Apesar do menor ritmo da execução, há diversas obras de grande porte em plena marcha: novas refinarias de petróleo, fábricas de cimento, de laminação de alumínio, de papel e celulose, siderúrgicas para a produção de aços navais, especiais e inoxidável, fábricas de tubos petroleiros, de trilhos e vagões, de concentração de mineral de ferro, produtos linha branca, carros e tratores, processadoras de leite, serrarias de madeira e planos agrícolas. Ao mesmo tempo, há mega-projetos na área de infra-estrutura: portos, aeroportos, pontes, linhas de metrô, ferrovias, estradas, termoelétricas, hidrelétricas, gasodutos, redes de fibra óptica, redes de distribuição de água, entre outros.
Essas iniciativas estão distribuídas geograficamente por todos os estados, com o objetivo de desconcentrar a população que vive essencialmente no litoral caribenho. As novas empresas são financiadas tanto por capitais públicos quanto privados, tanto de venezuelanos quanto de estrangeiros (especialmente de China, Índia, Rússia, Bielorússia, Irã e Cuba, mas também Estados Unidos e Japão, entre outros). Na maioria dessas iniciativas, o Estado conserva pelo menos 51% da participação acionária. Apesar da queda do preço do petróleo, o governo tem reafirmado seu compromisso pela continuidade de algumas dessas obras, assim como pela manutenção dos programas sociais, do baixo índice de desemprego e do rendimento salarial dos trabalhadores.

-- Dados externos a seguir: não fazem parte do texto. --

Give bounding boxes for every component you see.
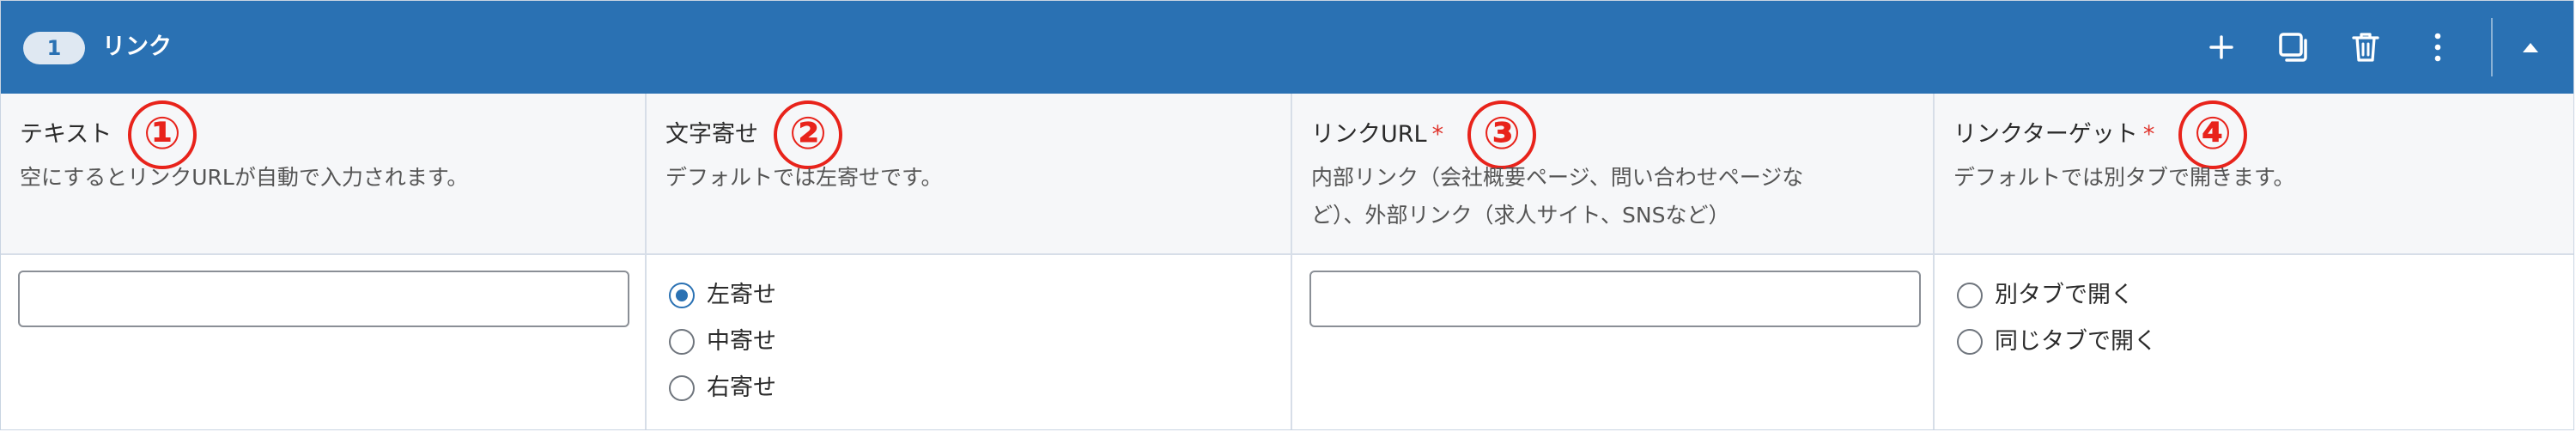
field-description: デフォルトでは左寄せです。 [665, 165, 943, 190]
field-label: テキスト [20, 121, 112, 148]
trash-icon [2352, 33, 2379, 62]
required-mark: * [2142, 121, 2155, 148]
fields-table: テキスト ① 空にするとリンクURLが自動で入力されます。 文字寄せ ② デフォ… [1, 94, 2573, 429]
more-options-button[interactable] [2415, 25, 2460, 70]
radio-option-new-tab[interactable]: 別タブで開く [1957, 272, 2157, 319]
delete-button[interactable] [2343, 25, 2388, 70]
radio-label: 右寄せ [707, 374, 776, 401]
field-link-target: リンクターゲット * ④ デフォルトでは別タブで開きます。 別タブで開く 同じタブ… [1935, 94, 2573, 429]
radio-label: 中寄せ [707, 328, 776, 355]
field-link-url: リンクURL * ③ 内部リンク（会社概要ページ、問い合わせページな ど）、外部リ… [1292, 94, 1935, 429]
text-input[interactable] [18, 271, 629, 327]
duplicate-icon [2279, 33, 2307, 62]
link-url-input[interactable] [1309, 271, 1921, 327]
field-text: テキスト ① 空にするとリンクURLが自動で入力されます。 [1, 94, 647, 429]
required-mark: * [1431, 121, 1444, 148]
link-block-panel: 1 リンク テキスト ① 空にするとリンクURLが自動で入力されます。 文字寄せ… [0, 0, 2574, 430]
field-description: デフォルトでは別タブで開きます。 [1953, 165, 2295, 190]
radio-option-left[interactable]: 左寄せ [669, 272, 776, 319]
radio-button-checked[interactable] [669, 283, 695, 308]
radio-label: 同じタブで開く [1995, 328, 2157, 355]
radio-button[interactable] [1957, 329, 1983, 355]
radio-option-same-tab[interactable]: 同じタブで開く [1957, 319, 2157, 365]
description-line: 内部リンク（会社概要ページ、問い合わせページな [1311, 165, 1804, 190]
header-divider [2491, 18, 2493, 76]
block-index-badge: 1 [23, 32, 85, 64]
radio-label: 左寄せ [707, 282, 776, 308]
collapse-button[interactable] [2508, 25, 2553, 70]
field-label: リンクURL * [1311, 121, 1444, 148]
radio-option-right[interactable]: 右寄せ [669, 365, 776, 411]
add-button[interactable] [2199, 25, 2244, 70]
field-alignment: 文字寄せ ② デフォルトでは左寄せです。 左寄せ 中寄せ 右寄せ [647, 94, 1292, 429]
radio-option-center[interactable]: 中寄せ [669, 319, 776, 365]
field-description: 空にするとリンクURLが自動で入力されます。 [20, 165, 469, 190]
radio-label: 別タブで開く [1995, 282, 2134, 308]
block-title: リンク [102, 33, 172, 60]
alignment-radio-group: 左寄せ 中寄せ 右寄せ [669, 272, 776, 411]
plus-icon [2209, 35, 2233, 59]
duplicate-button[interactable] [2271, 25, 2316, 70]
field-label: リンクターゲット * [1953, 121, 2155, 148]
radio-button[interactable] [1957, 283, 1983, 308]
block-header[interactable]: 1 リンク [1, 1, 2573, 94]
link-target-radio-group: 別タブで開く 同じタブで開く [1957, 272, 2157, 365]
field-label: 文字寄せ [665, 121, 758, 148]
more-icon [2434, 33, 2441, 62]
collapse-icon [2523, 43, 2538, 52]
radio-button[interactable] [669, 329, 695, 355]
description-line: ど）、外部リンク（求人サイト、SNSなど） [1311, 203, 1730, 228]
radio-button[interactable] [669, 375, 695, 401]
field-description: 内部リンク（会社概要ページ、問い合わせページな ど）、外部リンク（求人サイト、S… [1311, 159, 1803, 234]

No caso das relações com o Brasil, avançam diversos projetos. A maioria dessas iniciativas conta com financiamentos do BNDES associados à prestação de serviços técnicos e de engenharia de empresas brasileiras, assim como com a exportação de bens produzidos no Brasil. O Estatuto do banco, em seu artigo 9º, determina que o apoio a investimentos diretos no exterior deve beneficiar exclusivamente empresas de capital nacional (Alem e Cavalcanti, 2005, p.71). Assim, o BNDES concede créditos aos países vizinhos com a condição de que eles contratem empresas brasileiras para realizarem as obras. Os financiamentos se estendem às importações de insumos e bens industriais brasileiros, fazendo com que cerca de 60% do que é usado nas obras seja produzido no Brasil (5). Os empréstimos para o desenvolvimento da estrutura produtiva dos países da região são compensados no âmbito do CCR, o que representa uma importante forma de garantia para o governo e as empresas ao praticamente eliminar os riscos de não pagamento.
Apresentaremos a seguir alguns dos principais projetos produtivos atualmente executados por empresas brasileiras na Venezuela. Contam com recursos do BNDES e também do Estado venezuelano. É o caso da construção da Siderúrgica Nacional no estado Bolívar, que faz fronteira com Roraima. O financiamento brasileiro ascende a US$ 865 milhões e a obra é realizada pela construtora Andrade Gutierrez. A mesma empresa está construindo desde 2008 o Estaleiro Norte-Oriental no estratégico estado Sucre, onde há imensas reservas de gás natural. O valor financiado pelo Brasil chega a US$ 635 milhões. Será o primeiro estaleiro venezuelano, com capacidade de atender parte das necessidades que a exploração de petróleo no Atlântico requer, inclusive na costa ocidental da África. Atualmente, no Rio de Janeiro, o Estaleiro da Ilha (EISA) está produzindo dez petroleiros para a PDVSA.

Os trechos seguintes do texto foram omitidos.